Multiple output aggregators have come into play to aggregate produce at the farmer level and provide bulk or packaged products to business entities, retailers, or directly to consumers. The goal is to promptly address market failure in connecting farmer produce to markets with supply chain efficiency and price transparency. Traditionally, Indian fresh produce was prone to substantial post-harvest loss, estimated in the range of 25% two decades ago caused by lack of warehousing, supply chain imperfections, and fragmented markets. The agriculture produce market in India has always been a vexed issue, with significant State control on produce aggregation and procurement. However, several states have significantly amended the market laws and structures to facilitate private markets outside of the Agriculture Produce Marketing Committee (APMC) over the last decade. While the three laws proposed by the current government to amend some of the continuing challenges, farmers’ preference for the status quo reflects the slow process of change in bringing any modifications to market structures in other states. Each of the three laws proposed to address market imperfections relating to contracts for procurement, procurement by the private sector, and warehousing. However, all three bills have been shelved with prolonged protest by the farmers from the northern states.
Government effort to unify the markets across the country through electronic National Agricultural Market (e-NAM) by enabling inter-state trade in an online trading platform has witnessed plodding progress due to several states not yet aligning their laws to facilitate e-NAM.
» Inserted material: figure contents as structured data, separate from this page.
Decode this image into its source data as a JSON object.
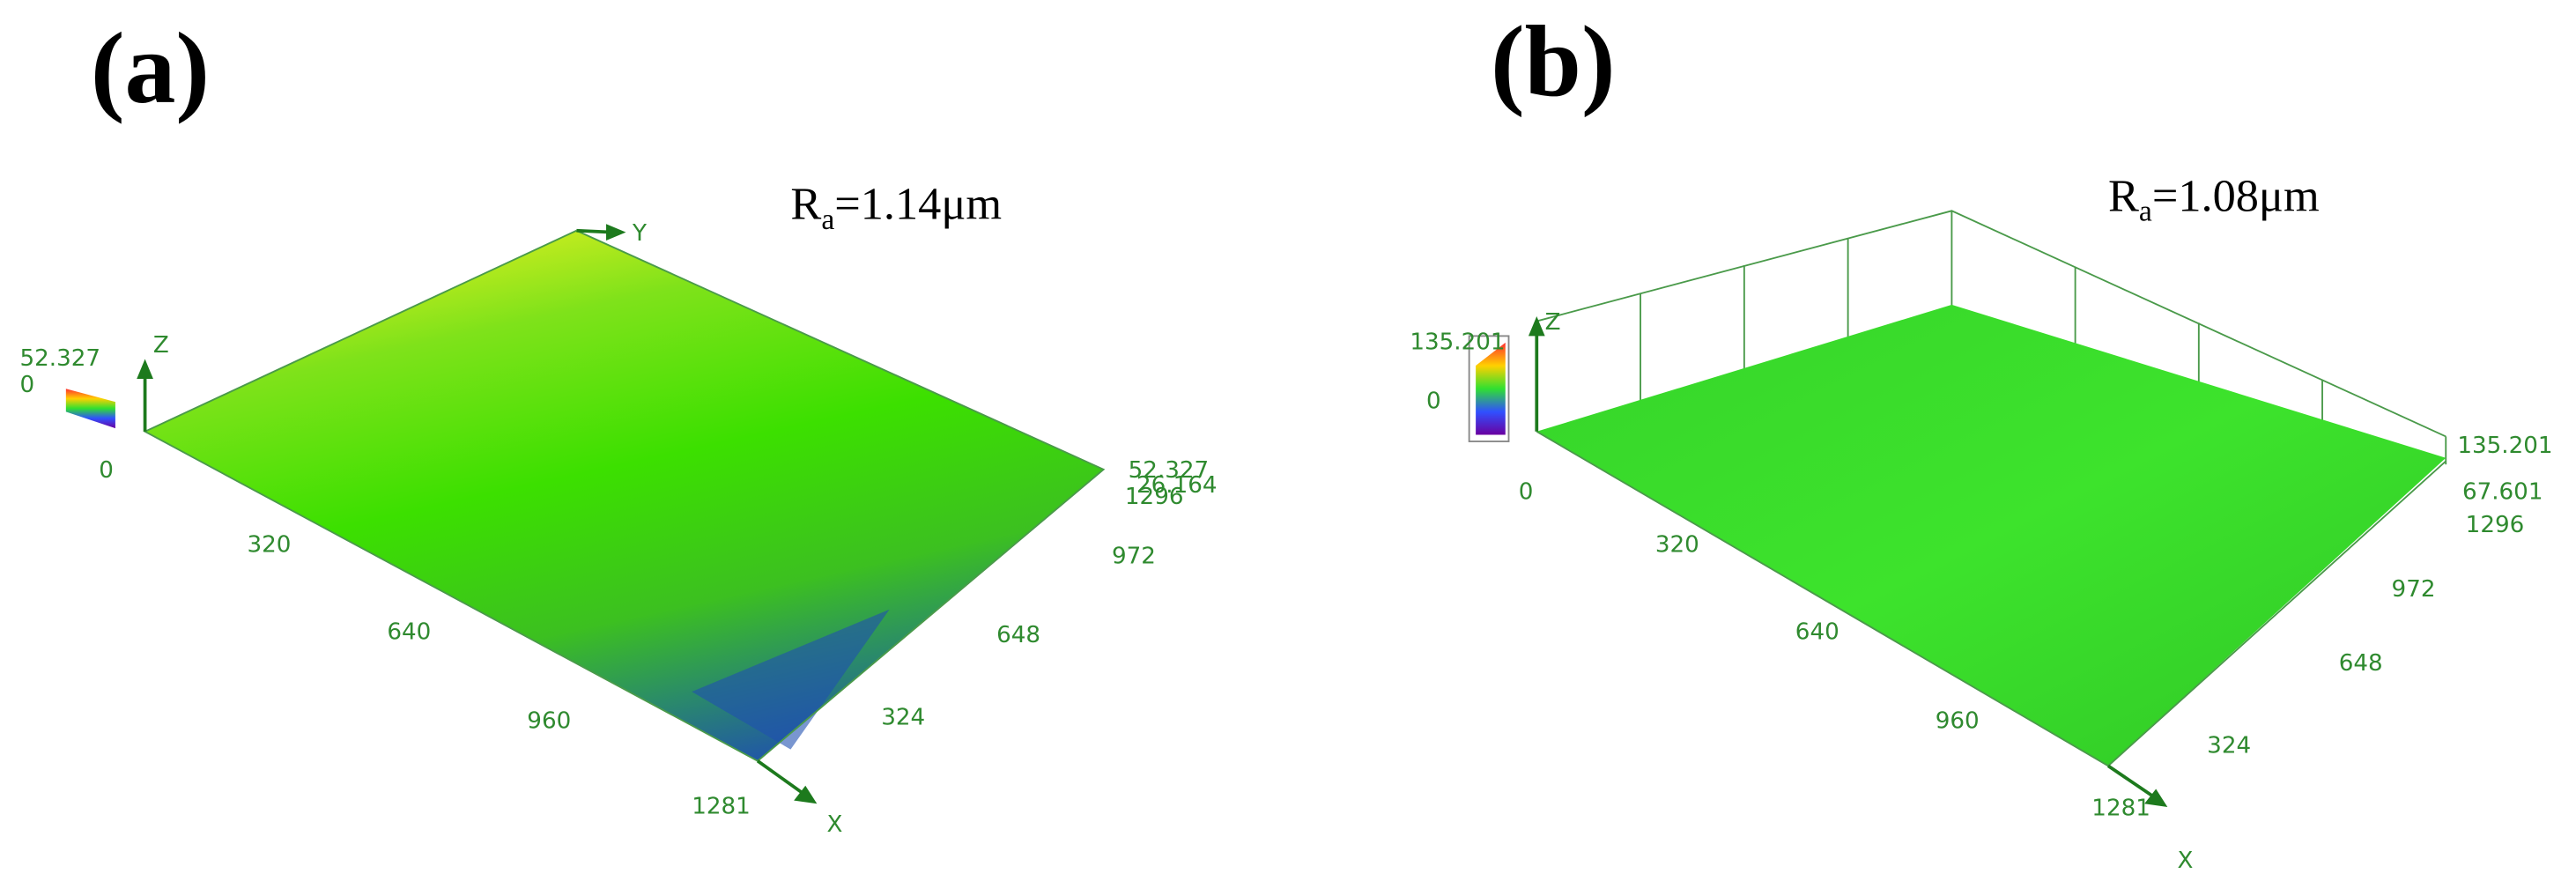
{
  "panels": [
    {
      "label": "(a)",
      "roughness": {
        "symbol": "R",
        "subscript": "a",
        "value": "=1.14μm"
      },
      "color_scale": {
        "max": "52.327",
        "min": "0"
      },
      "axes": {
        "z": "Z",
        "y": "Y",
        "x": "X"
      },
      "x_ticks": [
        "0",
        "320",
        "640",
        "960",
        "1281"
      ],
      "y_ticks": [
        "324",
        "648",
        "972",
        "1296"
      ],
      "z_ticks": [
        "52.327",
        "26.164"
      ]
    },
    {
      "label": "(b)",
      "roughness": {
        "symbol": "R",
        "subscript": "a",
        "value": "=1.08μm"
      },
      "color_scale": {
        "max": "135.201",
        "min": "0"
      },
      "axes": {
        "z": "Z",
        "x": "X"
      },
      "x_ticks": [
        "0",
        "320",
        "640",
        "960",
        "1281"
      ],
      "y_ticks": [
        "324",
        "648",
        "972",
        "1296"
      ],
      "z_ticks": [
        "135.201",
        "67.601"
      ]
    }
  ]
}
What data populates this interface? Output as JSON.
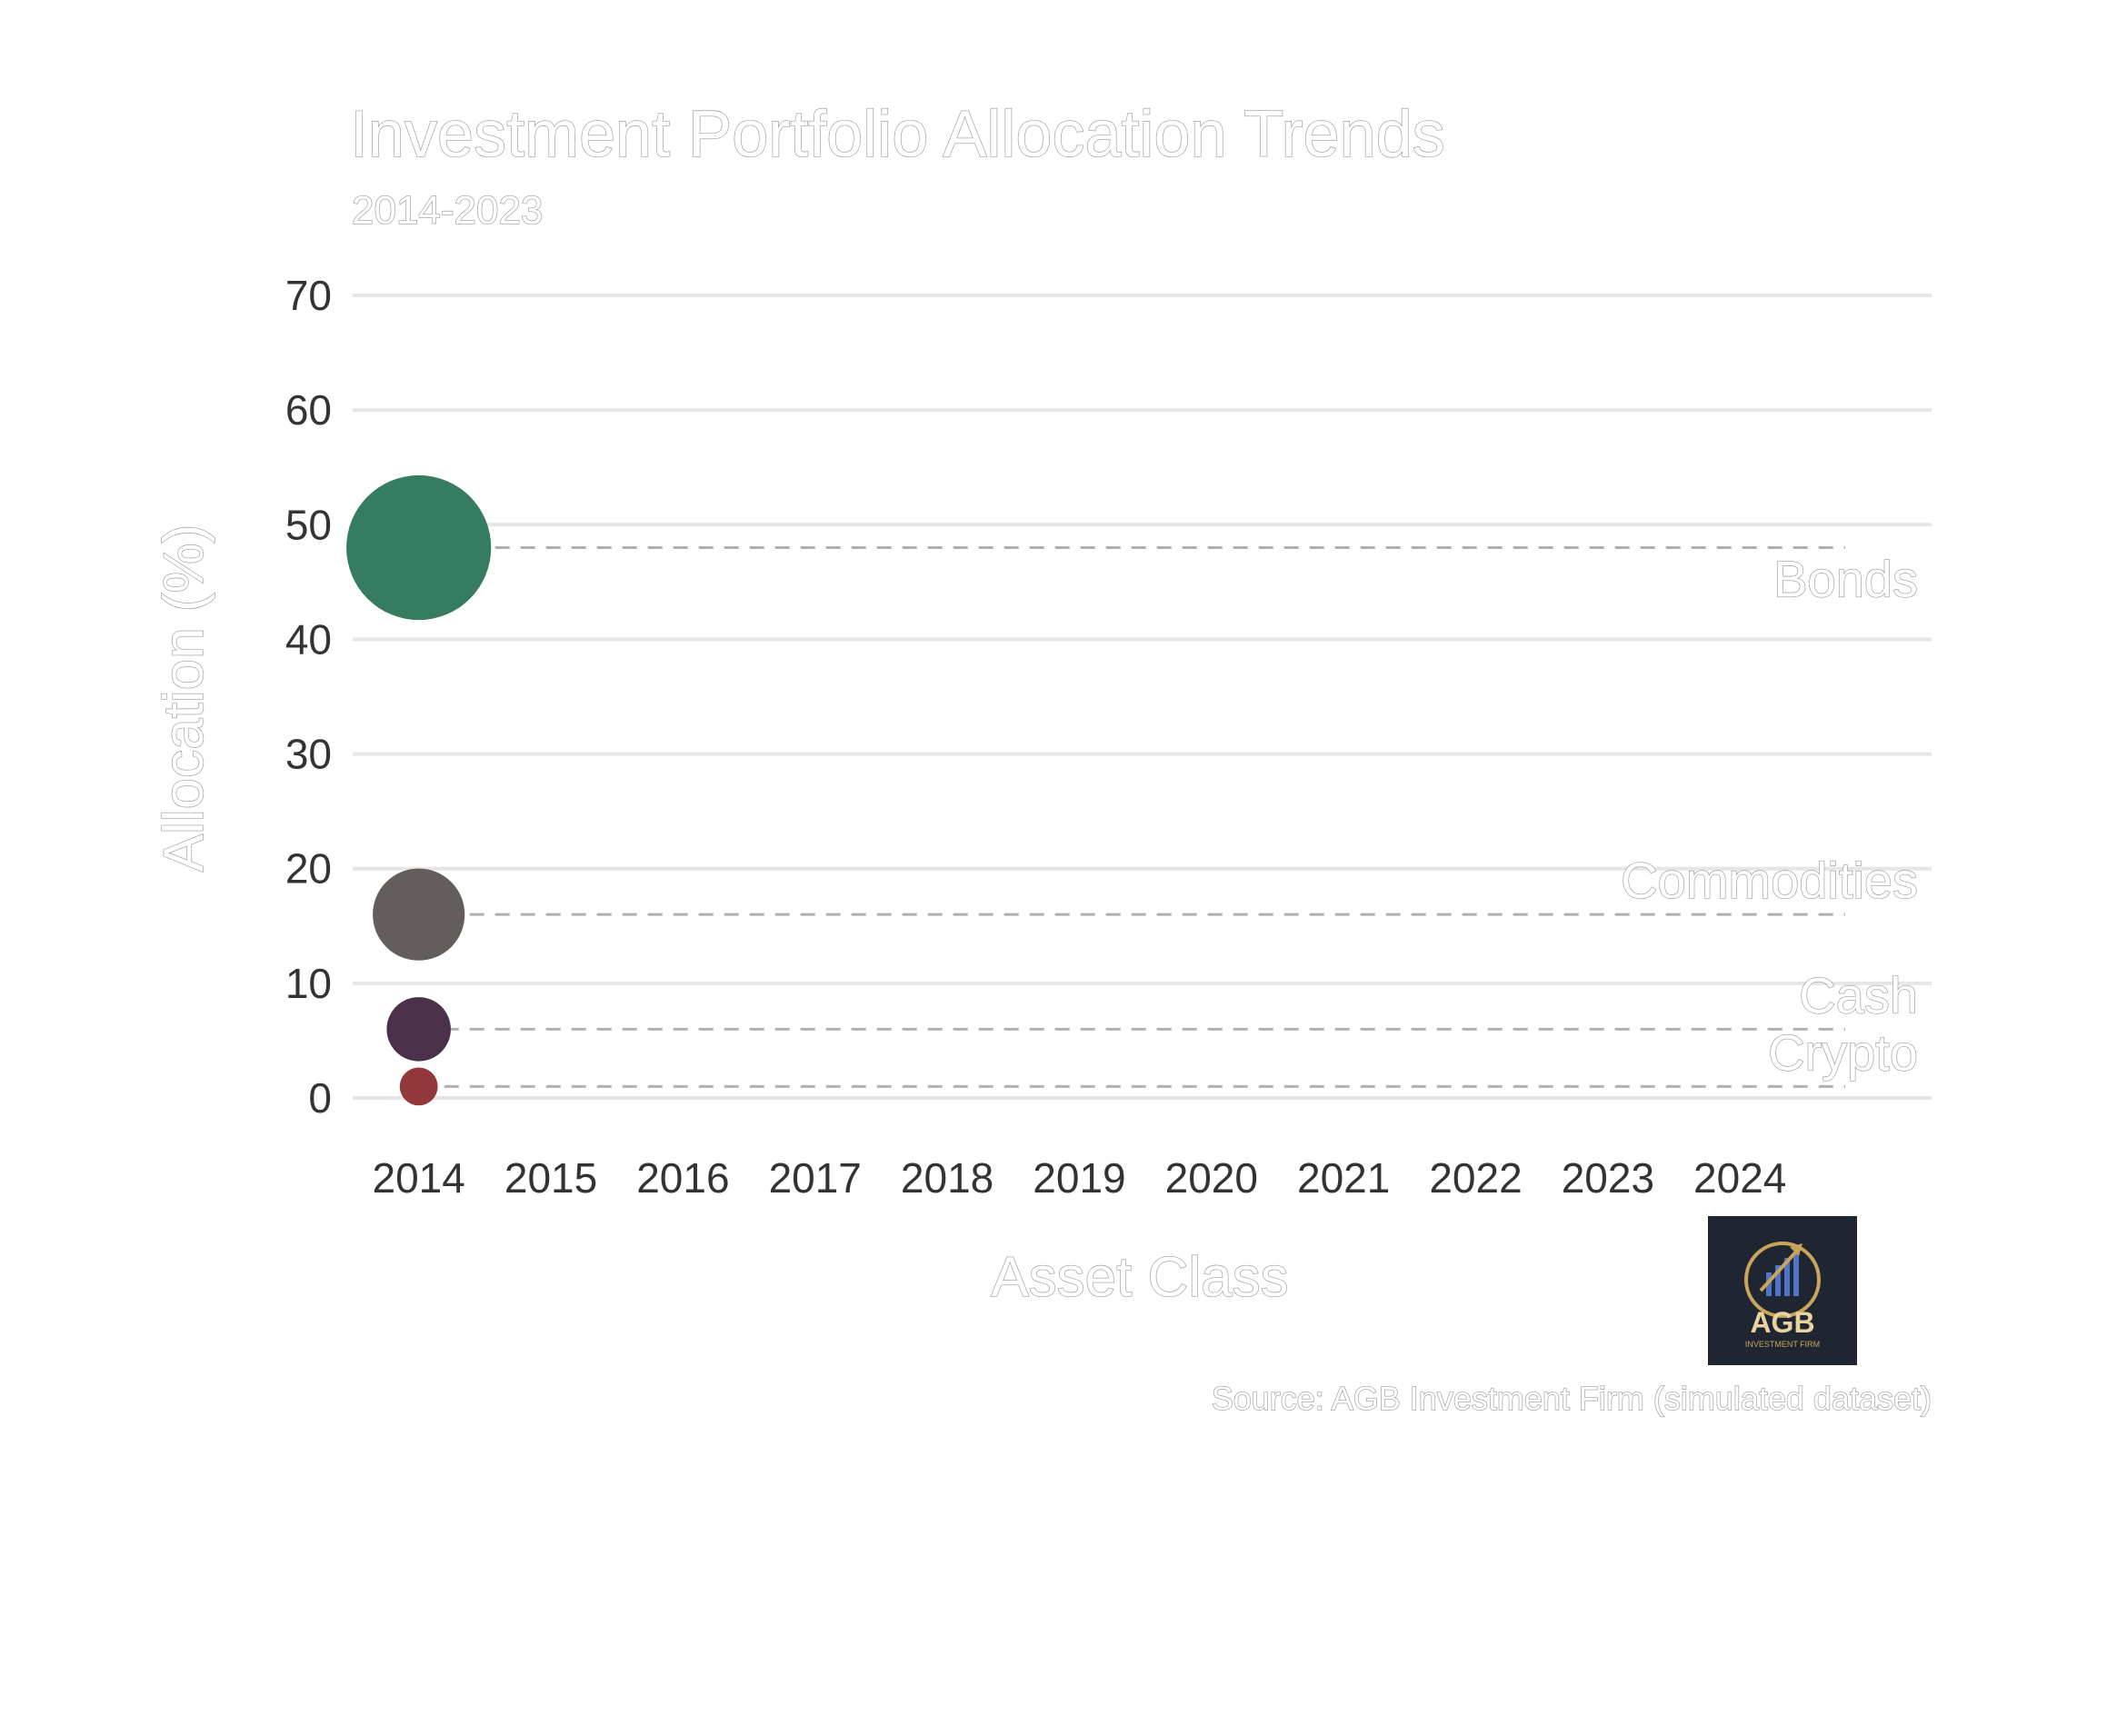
{
  "chart_data": {
    "type": "scatter",
    "title": "Investment Portfolio Allocation Trends",
    "subtitle": "2014-2023",
    "xlabel": "Asset Class",
    "ylabel": "Allocation (%)",
    "source": "Source: AGB Investment Firm (simulated dataset)",
    "x_ticks": [
      "2014",
      "2015",
      "2016",
      "2017",
      "2018",
      "2019",
      "2020",
      "2021",
      "2022",
      "2023",
      "2024"
    ],
    "xlim": [
      2013.5,
      2025.45
    ],
    "ylim": [
      0,
      70
    ],
    "y_ticks": [
      0,
      10,
      20,
      30,
      40,
      50,
      60,
      70
    ],
    "grid": "horizontal",
    "series": [
      {
        "name": "Bonds",
        "x": 2014,
        "y": 48,
        "color": "#367c61"
      },
      {
        "name": "Commodities",
        "x": 2014,
        "y": 16,
        "color": "#635e5b"
      },
      {
        "name": "Cash",
        "x": 2014,
        "y": 6,
        "color": "#4b3049"
      },
      {
        "name": "Crypto",
        "x": 2014,
        "y": 1,
        "color": "#92383b"
      }
    ],
    "bubble_size_by": "y",
    "reference_line_style": "dashed",
    "reference_line_color": "#b0b0b0",
    "grid_color": "#e6e6e6"
  },
  "logo": {
    "name": "agb-logo",
    "text": "AGB",
    "subtext": "INVESTMENT FIRM",
    "background": "#1f2631",
    "accent": "#c9a45c"
  }
}
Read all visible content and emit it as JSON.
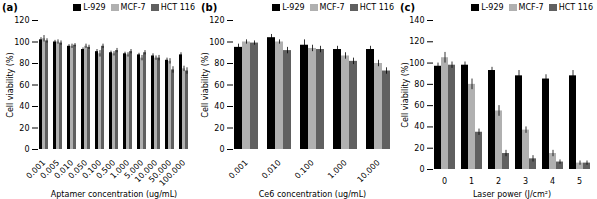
{
  "chart_data": [
    {
      "type": "bar",
      "title": "(a)",
      "x_label": "Aptamer concentration (ug/mL)",
      "y_label": "Cell viability (%)",
      "categories": [
        "0.001",
        "0.005",
        "0.010",
        "0.050",
        "0.100",
        "0.500",
        "1.000",
        "5.000",
        "10.000",
        "50.000",
        "100.000"
      ],
      "series": [
        {
          "name": "L-929",
          "color": "#000000",
          "values": [
            102,
            100,
            96,
            93,
            91,
            90,
            89,
            88,
            87,
            83,
            88
          ],
          "errors": [
            2,
            1.5,
            1.5,
            1.5,
            2,
            1.5,
            1.5,
            1.5,
            2,
            2,
            2
          ]
        },
        {
          "name": "MCF-7",
          "color": "#b0b0b0",
          "values": [
            103,
            100,
            96,
            96,
            89,
            89,
            88,
            85,
            85,
            82,
            75
          ],
          "errors": [
            3,
            2,
            2,
            2,
            3,
            2,
            2,
            2.5,
            2,
            2.5,
            2.5
          ]
        },
        {
          "name": "HCT 116",
          "color": "#606060",
          "values": [
            101,
            99,
            97,
            95,
            96,
            92,
            91,
            90,
            85,
            74,
            73
          ],
          "errors": [
            2,
            2,
            1.5,
            2,
            2,
            2,
            2,
            2,
            2.5,
            3,
            3
          ]
        }
      ],
      "ylim": [
        0,
        120
      ],
      "yticks": [
        0,
        20,
        40,
        60,
        80,
        100,
        120
      ],
      "grid": false,
      "legend": "top"
    },
    {
      "type": "bar",
      "title": "(b)",
      "x_label": "Ce6 concentration (ug/mL)",
      "y_label": "Cell viability (%)",
      "categories": [
        "0.001",
        "0.010",
        "0.100",
        "1.000",
        "10.000"
      ],
      "series": [
        {
          "name": "L-929",
          "color": "#000000",
          "values": [
            95,
            104,
            97,
            93,
            93
          ],
          "errors": [
            3,
            3,
            5,
            3,
            3
          ]
        },
        {
          "name": "MCF-7",
          "color": "#b0b0b0",
          "values": [
            100,
            100,
            94,
            87,
            80
          ],
          "errors": [
            2,
            2,
            3,
            3,
            3
          ]
        },
        {
          "name": "HCT 116",
          "color": "#606060",
          "values": [
            99,
            92,
            93,
            82,
            73
          ],
          "errors": [
            2,
            3,
            3,
            3,
            3
          ]
        }
      ],
      "ylim": [
        0,
        120
      ],
      "yticks": [
        0,
        20,
        40,
        60,
        80,
        100,
        120
      ],
      "grid": false,
      "legend": "top"
    },
    {
      "type": "bar",
      "title": "(c)",
      "x_label": "Laser power (J/cm²)",
      "y_label": "Cell viability (%)",
      "categories": [
        "0",
        "1",
        "2",
        "3",
        "4",
        "5"
      ],
      "series": [
        {
          "name": "L-929",
          "color": "#000000",
          "values": [
            97,
            98,
            93,
            88,
            85,
            88
          ],
          "errors": [
            3,
            3,
            3,
            5,
            4,
            5
          ]
        },
        {
          "name": "MCF-7",
          "color": "#b0b0b0",
          "values": [
            105,
            80,
            55,
            37,
            15,
            6
          ],
          "errors": [
            5,
            5,
            5,
            3,
            3,
            2
          ]
        },
        {
          "name": "HCT 116",
          "color": "#606060",
          "values": [
            98,
            35,
            15,
            10,
            7,
            6
          ],
          "errors": [
            3,
            3,
            3,
            3,
            2,
            2
          ]
        }
      ],
      "ylim": [
        0,
        140
      ],
      "yticks": [
        0,
        20,
        40,
        60,
        80,
        100,
        120,
        140
      ],
      "grid": false,
      "legend": "top"
    }
  ]
}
The promise of Minimum Support Price (MSP) for food grains and the power of the State to fix the procurement price prevails for food grains in some of the prominent food grain-producing states. However, not more than a quarter of the primary farm produce has been under the procurement mechanism of the states. Corporate procurement in India by large entities (Tata, Cargill, ITC) prevailed for a long time, with companies such as Tata, Cargill, and ITC engaged in large procurement of grains and other farm products directly from farmers over the last decade. Spice processors have long-established direct linkage with farmers to source their spices. Potato processors have engaged farmers direct to grow and supply potatoes by providing seeds and other inputs and procuring the produce from the farmers. Corporate procurement (including procurements by co-ops) has differed for different products, almost 100% for products such as sugarcane, less than 40% for wheat, and less than 20% for fresh horticulture produce. Growing diversification of crops and the diversity of market players have created non-APMC channels over the years, with an enlarged presence of processors and retailers accounting for the core of the procurement.